My Dad doesn’t read much. My Mom will never be interested in philosophy. They watch the news – I don’t. They like to talk about the minutia of everyday life, and I like to talk about big picture stuff.
Needless to say, dinner conversation with my parents is not the easiest.
I sometimes wish it was different. Conversation is one of my favorite things, I thrive on ideas, and I’m frustrated that I can’t relate to two of the most important people in my life on that level. Not being able to relate intellectually in turn makes it harder for me to relate to them in general.
I have two options: I can continue to regret the lack of intellectual connection (something they don’t really care about) – or I can find other ways to connect with them through things they do love.
My Dad and I are at our best together when we are doing active things together: hunting, fishing, working, etc.
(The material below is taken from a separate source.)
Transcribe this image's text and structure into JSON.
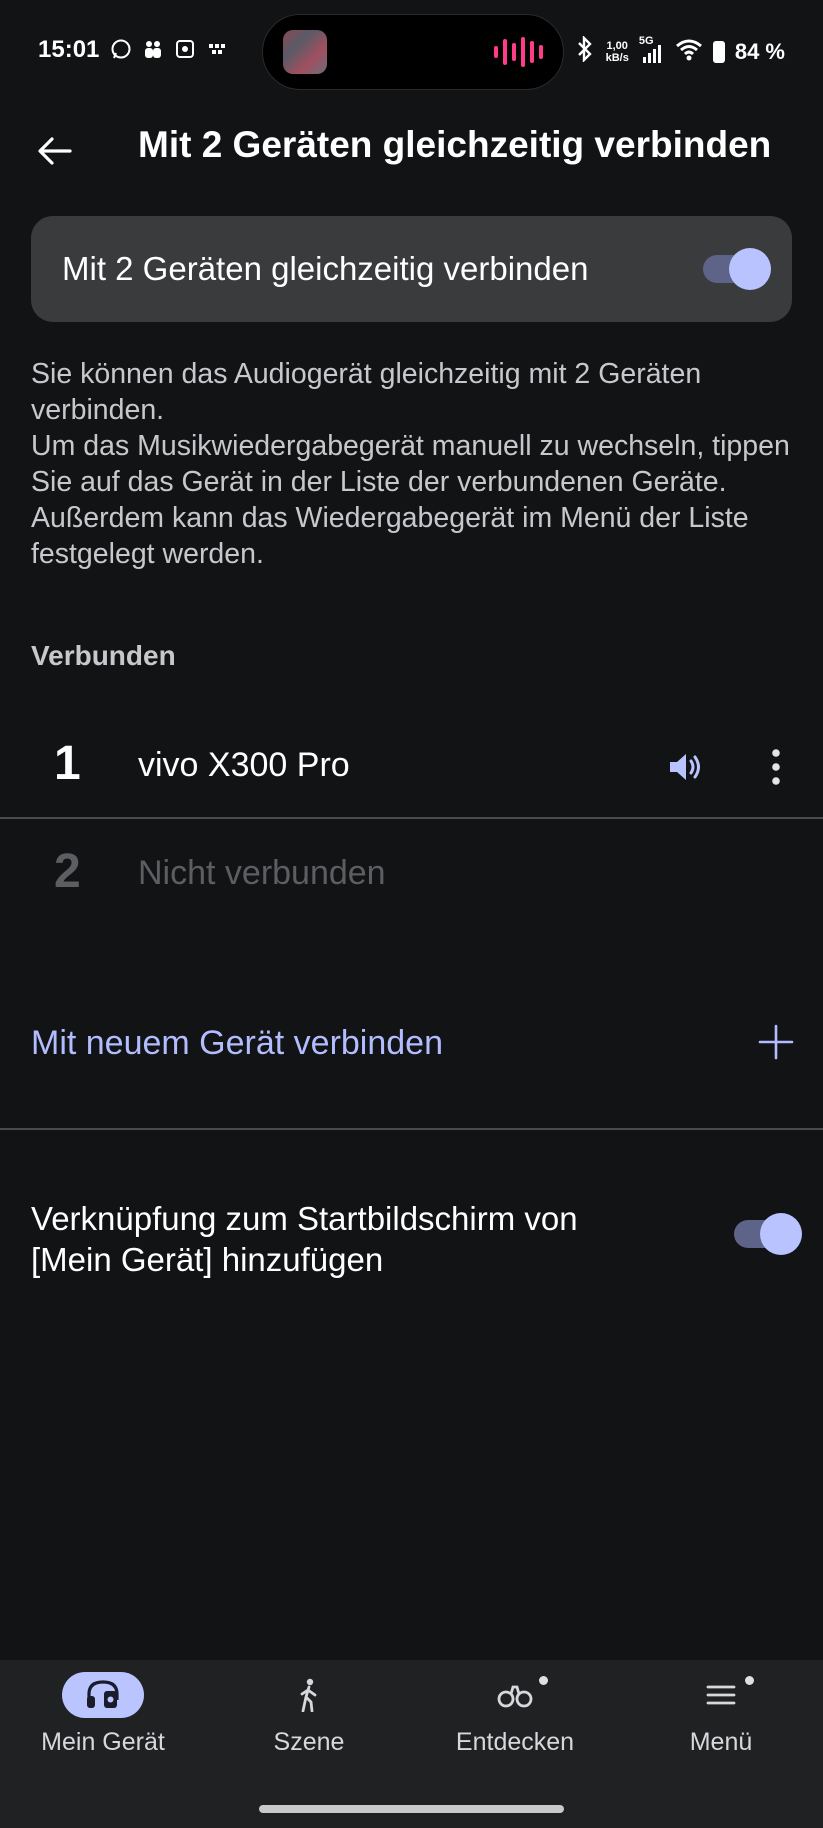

Or we’ll watch manly movies together: Westerns, action flicks – you know the kind. If a great conversation comes out of these things (as it sometimes will) then all the better.
My Mom and I are at our best together when we are experiencing new places or things, like when she came to visit me in Atlanta. When she and I are both engaged in some novelty – whether it’s seeing an improv comedy show or walking to dinner on the Atlanta Beltline – we’re both enjoying ourselves.
Rather than grind my teeth in frustration at my parents for liking what they like, I should try to maximize the time we get to do things we both like.